Wednesday, November 22, 2006

Geologist, where art thou

This is interesting, someone standing up and arguing for geologists, AND it made it into the Australia:

http://www.theaustralian.news.com.au/story/0,20867,20798804-30417,00.html


It argues some very good points:

1) Export earnings from mineral-energy in 2005-2006: $90 billion
Export earnings from agriculture: $29.4 billion

The "extractive" industries bring in more than 3 times more than the next closer competitor. This is why Australia has a great quality of life. This is why our dollar is so artificially inflated. This could also be our greatest weakness if these resource exports dry up.

2) To get at these deposits, you need geologists. If they dry up and you need new deposits: you need geologists to find 'em.
Someone straight out of uni with a geology degree can earn anywhere between $55,000-$100,000 at the moment. The companies are screaming for geos.

But there are no students coming through. Why? This brings me to point 3....

3) Geology departments across the country have been massacred. I know very few that have survived intact. They have been merged, downsized, staff not replaced... its a nightmare. No wonder students don't want anything to do with geology - its like backing a dinosaur.
Why are geology departments being hit so hard?
Student numbers. They are way down.

It all started in last economic boom. Resources take off, companies want geologists, lots of jobs, many students go through.
Resources plummet: first things the companies do - lay off non-essentials like geologists (ie. strip back operations to whatever it takes to run the mine you've got, rather than look for new ones). Lots of unemployed geologists. Students get turned off. Student numbers go down. The geology department gets downsized.
Its all a vicious cycle.

There's another reason to student non-interest. Mining companies typically get a bad rap. Who wants to work for a company that's polluting the world? A lot is, unfortunately, warranted. Just think of Ok Tedi.
BUT what people don't realise is that there is an entire industry for keeping mining (and other) industries from screwing the world too bad: environmental science. This includes site remediation after a mine's finished, sampling for toxic chemicals, water quality assessment, environmental impact statements (which you need to do anything these days...). Its a big - and important - industry, and it all falls under the category of geoscience.

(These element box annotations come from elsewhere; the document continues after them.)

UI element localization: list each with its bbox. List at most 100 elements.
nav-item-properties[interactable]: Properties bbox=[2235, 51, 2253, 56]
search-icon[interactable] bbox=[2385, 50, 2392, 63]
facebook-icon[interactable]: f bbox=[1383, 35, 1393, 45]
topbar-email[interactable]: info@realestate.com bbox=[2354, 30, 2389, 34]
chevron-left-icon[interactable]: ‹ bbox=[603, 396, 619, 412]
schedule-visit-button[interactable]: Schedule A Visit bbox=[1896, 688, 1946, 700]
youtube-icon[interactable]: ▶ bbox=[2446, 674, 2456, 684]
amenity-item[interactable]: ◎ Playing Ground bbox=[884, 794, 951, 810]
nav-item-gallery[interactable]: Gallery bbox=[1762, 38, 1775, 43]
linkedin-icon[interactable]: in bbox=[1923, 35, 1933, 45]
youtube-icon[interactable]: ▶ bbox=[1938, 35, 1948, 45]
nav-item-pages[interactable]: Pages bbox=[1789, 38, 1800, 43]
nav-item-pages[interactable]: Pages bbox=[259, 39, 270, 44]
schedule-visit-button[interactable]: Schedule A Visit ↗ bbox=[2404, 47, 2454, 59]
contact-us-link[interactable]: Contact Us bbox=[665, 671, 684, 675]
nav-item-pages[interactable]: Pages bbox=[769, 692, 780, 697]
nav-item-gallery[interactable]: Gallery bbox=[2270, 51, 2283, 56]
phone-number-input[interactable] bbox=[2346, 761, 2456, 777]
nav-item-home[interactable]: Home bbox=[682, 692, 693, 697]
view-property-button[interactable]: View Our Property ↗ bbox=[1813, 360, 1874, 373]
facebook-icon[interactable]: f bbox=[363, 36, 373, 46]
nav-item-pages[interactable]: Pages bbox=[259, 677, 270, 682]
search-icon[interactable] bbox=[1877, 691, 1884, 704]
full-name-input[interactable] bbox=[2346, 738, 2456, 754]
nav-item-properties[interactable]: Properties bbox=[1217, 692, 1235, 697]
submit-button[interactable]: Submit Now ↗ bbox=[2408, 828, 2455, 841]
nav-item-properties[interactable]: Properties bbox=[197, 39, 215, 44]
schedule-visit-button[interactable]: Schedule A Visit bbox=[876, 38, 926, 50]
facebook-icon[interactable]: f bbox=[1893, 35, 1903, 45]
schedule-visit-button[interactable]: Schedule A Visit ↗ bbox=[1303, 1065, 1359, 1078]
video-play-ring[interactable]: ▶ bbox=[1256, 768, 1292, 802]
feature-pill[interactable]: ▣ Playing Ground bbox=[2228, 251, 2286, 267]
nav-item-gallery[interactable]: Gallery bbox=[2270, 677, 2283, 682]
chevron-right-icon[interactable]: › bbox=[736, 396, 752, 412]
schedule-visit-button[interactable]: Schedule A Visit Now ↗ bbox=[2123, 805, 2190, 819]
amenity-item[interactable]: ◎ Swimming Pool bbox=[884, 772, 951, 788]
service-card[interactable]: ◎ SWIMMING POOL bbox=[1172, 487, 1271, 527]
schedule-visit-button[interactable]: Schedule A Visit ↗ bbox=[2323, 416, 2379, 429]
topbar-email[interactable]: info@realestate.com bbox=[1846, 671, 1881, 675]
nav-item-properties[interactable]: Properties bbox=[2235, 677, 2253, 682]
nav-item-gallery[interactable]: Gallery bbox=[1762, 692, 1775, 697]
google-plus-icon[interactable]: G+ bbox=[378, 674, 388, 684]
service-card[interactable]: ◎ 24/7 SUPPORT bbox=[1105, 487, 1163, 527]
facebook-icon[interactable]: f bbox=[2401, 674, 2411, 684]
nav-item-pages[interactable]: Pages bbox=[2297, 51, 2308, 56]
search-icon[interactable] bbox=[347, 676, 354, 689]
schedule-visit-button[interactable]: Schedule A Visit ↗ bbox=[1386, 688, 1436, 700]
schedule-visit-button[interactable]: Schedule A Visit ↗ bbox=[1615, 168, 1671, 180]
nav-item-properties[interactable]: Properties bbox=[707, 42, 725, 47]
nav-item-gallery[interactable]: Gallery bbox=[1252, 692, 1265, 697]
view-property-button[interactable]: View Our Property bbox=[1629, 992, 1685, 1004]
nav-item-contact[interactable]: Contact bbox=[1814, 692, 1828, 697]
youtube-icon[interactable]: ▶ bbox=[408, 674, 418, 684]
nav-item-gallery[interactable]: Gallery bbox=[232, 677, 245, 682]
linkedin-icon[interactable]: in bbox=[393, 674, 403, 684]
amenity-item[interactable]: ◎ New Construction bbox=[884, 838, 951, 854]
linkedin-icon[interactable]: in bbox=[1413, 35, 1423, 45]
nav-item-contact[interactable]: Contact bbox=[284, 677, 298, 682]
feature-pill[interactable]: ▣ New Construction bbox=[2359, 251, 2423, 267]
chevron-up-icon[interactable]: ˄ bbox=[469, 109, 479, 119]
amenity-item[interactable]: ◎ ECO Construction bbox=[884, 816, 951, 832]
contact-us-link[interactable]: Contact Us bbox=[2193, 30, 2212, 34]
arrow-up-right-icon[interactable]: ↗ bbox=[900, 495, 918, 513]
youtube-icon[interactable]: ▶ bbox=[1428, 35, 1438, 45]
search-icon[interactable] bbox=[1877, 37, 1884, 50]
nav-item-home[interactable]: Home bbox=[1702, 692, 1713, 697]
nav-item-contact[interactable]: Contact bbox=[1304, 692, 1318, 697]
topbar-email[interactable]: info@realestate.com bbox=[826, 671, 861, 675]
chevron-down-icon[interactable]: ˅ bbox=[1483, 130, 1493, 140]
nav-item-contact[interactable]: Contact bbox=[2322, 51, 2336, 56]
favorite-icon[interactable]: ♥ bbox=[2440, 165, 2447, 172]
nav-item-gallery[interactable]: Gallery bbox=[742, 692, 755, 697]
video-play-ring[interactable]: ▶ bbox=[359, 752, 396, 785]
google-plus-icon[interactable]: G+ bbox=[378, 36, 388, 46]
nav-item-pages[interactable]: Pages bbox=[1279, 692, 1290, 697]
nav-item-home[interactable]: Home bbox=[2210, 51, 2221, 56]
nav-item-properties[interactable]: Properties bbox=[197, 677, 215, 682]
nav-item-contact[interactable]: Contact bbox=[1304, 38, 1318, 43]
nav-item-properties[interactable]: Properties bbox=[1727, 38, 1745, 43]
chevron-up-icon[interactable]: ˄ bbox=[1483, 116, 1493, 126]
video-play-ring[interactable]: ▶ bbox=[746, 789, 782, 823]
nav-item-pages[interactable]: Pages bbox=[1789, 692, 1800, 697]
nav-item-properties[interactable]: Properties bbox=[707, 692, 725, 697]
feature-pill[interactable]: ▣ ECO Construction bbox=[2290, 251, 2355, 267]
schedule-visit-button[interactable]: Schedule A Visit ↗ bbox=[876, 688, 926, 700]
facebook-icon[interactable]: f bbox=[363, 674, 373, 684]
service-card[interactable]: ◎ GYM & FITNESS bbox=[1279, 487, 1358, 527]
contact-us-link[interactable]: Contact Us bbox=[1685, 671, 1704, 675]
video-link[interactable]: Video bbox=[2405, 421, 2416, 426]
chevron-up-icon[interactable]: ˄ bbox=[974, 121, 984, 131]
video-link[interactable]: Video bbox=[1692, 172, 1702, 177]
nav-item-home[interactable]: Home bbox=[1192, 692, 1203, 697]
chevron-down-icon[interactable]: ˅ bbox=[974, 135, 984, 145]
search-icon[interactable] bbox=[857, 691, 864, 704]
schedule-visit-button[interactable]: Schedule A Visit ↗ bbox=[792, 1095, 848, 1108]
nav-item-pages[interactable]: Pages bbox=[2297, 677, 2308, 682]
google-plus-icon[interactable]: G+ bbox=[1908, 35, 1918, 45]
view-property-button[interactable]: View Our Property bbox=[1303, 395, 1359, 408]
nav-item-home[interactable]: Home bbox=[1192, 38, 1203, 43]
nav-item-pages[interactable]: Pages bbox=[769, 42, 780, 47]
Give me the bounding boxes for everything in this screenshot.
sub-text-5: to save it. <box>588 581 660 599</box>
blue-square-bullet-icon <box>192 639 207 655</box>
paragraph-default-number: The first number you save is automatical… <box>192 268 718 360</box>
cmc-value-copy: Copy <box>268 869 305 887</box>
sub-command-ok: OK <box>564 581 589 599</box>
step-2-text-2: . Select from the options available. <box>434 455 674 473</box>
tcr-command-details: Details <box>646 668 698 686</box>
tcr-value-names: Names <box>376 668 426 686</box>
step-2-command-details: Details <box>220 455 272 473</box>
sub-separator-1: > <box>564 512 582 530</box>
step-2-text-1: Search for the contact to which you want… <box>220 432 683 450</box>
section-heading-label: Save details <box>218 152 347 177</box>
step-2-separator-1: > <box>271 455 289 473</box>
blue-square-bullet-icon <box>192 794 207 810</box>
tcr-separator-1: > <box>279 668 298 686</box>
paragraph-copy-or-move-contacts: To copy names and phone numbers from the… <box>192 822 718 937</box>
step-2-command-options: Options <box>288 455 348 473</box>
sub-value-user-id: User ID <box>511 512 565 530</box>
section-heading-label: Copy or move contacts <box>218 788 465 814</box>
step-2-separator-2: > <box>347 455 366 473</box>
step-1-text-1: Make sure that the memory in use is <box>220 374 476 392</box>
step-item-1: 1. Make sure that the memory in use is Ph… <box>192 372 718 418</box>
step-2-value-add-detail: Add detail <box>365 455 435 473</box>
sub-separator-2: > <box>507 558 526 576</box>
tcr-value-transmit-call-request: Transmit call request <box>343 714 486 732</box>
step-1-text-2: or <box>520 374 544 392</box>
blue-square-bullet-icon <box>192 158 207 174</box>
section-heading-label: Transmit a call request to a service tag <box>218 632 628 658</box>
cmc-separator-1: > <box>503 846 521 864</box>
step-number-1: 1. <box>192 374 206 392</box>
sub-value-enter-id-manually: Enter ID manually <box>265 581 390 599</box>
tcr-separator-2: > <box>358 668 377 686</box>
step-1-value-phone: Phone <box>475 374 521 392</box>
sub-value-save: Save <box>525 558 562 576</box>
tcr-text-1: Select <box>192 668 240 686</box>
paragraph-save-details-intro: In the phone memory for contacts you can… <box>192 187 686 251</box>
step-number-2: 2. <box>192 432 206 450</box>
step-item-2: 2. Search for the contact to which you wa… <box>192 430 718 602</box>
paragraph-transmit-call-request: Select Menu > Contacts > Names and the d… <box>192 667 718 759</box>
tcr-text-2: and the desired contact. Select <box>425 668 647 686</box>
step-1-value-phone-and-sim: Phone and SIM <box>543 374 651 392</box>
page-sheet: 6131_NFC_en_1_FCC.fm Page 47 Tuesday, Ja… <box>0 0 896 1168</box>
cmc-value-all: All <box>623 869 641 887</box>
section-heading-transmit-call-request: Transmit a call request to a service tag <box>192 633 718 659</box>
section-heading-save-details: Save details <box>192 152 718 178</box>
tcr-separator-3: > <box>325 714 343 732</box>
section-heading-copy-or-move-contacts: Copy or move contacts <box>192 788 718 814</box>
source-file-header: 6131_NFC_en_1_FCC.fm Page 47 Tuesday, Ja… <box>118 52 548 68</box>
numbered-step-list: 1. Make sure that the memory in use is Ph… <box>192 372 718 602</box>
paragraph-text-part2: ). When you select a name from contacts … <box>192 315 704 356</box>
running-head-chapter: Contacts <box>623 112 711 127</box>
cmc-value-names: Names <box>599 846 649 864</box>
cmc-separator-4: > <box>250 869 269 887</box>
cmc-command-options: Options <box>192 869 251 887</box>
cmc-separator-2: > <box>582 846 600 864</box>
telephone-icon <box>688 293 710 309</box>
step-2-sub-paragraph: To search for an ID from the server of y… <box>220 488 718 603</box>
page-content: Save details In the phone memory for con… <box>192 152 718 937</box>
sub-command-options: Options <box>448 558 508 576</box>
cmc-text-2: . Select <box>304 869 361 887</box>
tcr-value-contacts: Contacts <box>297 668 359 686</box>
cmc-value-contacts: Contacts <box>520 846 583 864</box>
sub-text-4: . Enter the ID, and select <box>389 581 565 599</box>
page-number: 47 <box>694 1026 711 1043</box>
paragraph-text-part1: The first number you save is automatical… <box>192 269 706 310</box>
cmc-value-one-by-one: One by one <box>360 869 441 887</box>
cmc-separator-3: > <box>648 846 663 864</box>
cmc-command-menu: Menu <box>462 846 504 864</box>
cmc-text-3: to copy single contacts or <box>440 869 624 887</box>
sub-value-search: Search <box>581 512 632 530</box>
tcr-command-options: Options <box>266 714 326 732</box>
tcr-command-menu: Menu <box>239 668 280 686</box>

Gregory Webb says it best in the article:
Although geoscience is commonly linked solely with the extractive industries, it is in fact a highly diverse field, encompassing the core disciplines in areas such as hydrology (water supply and quality), catchment and waterways management, mine remediation, hazard analysis (earthquakes, tsunamis, floods), geotechnical analysis for construction, soil conservation, inland salinity, coastal erosion, acid sulphate soils, and many others.

It is geoscientists who are playing the lead roles in research to understand our changing climate. The record of climate change during the past million years is contained in sediments from lakes and the deep ocean, corals from the Great Barrier Reef, stalagmites from caves, and ice cores from glaciers; all are studied by geoscientists.

This is important shit, and university bean-counters and public misconceptions are screwing Australia of an important intellectual commodity and essential skilled workforce.

What can be done? The article has a number of suggestions. Some of the best ones:

a) Government funding to provide adequate geoscience education. This requires some source of money to keep geoscience departments afloat before they all go under. Which won't be long.

b) Industry support. Companies scream for geologists during the boom years, but don't provide any support for departments in the bad. They're only kicking themselves in the arse. A lot of industry money goes into supporting engineering. The same needs to happen with geoscience.

c) Public views: there is a lot of work to be done informing potential students of the realities of geoscience careers. Its been a little lame. With the cost of going to uni these days, science needs to become a vocational degree, with clear, high paying job opportunities at the end - or else it will end up like arts, with some wit scrawling on the toilet walls next to the toilet paper "Science degrees. Please take one."
This will take some organization between the future employers, and the universities, and needs a program to address kids BEFORE they start uni (maybe final year school even - just to through the possibility out there).

All in all, its a difficult problem to fix, but its interesting people are starting to speak out on it.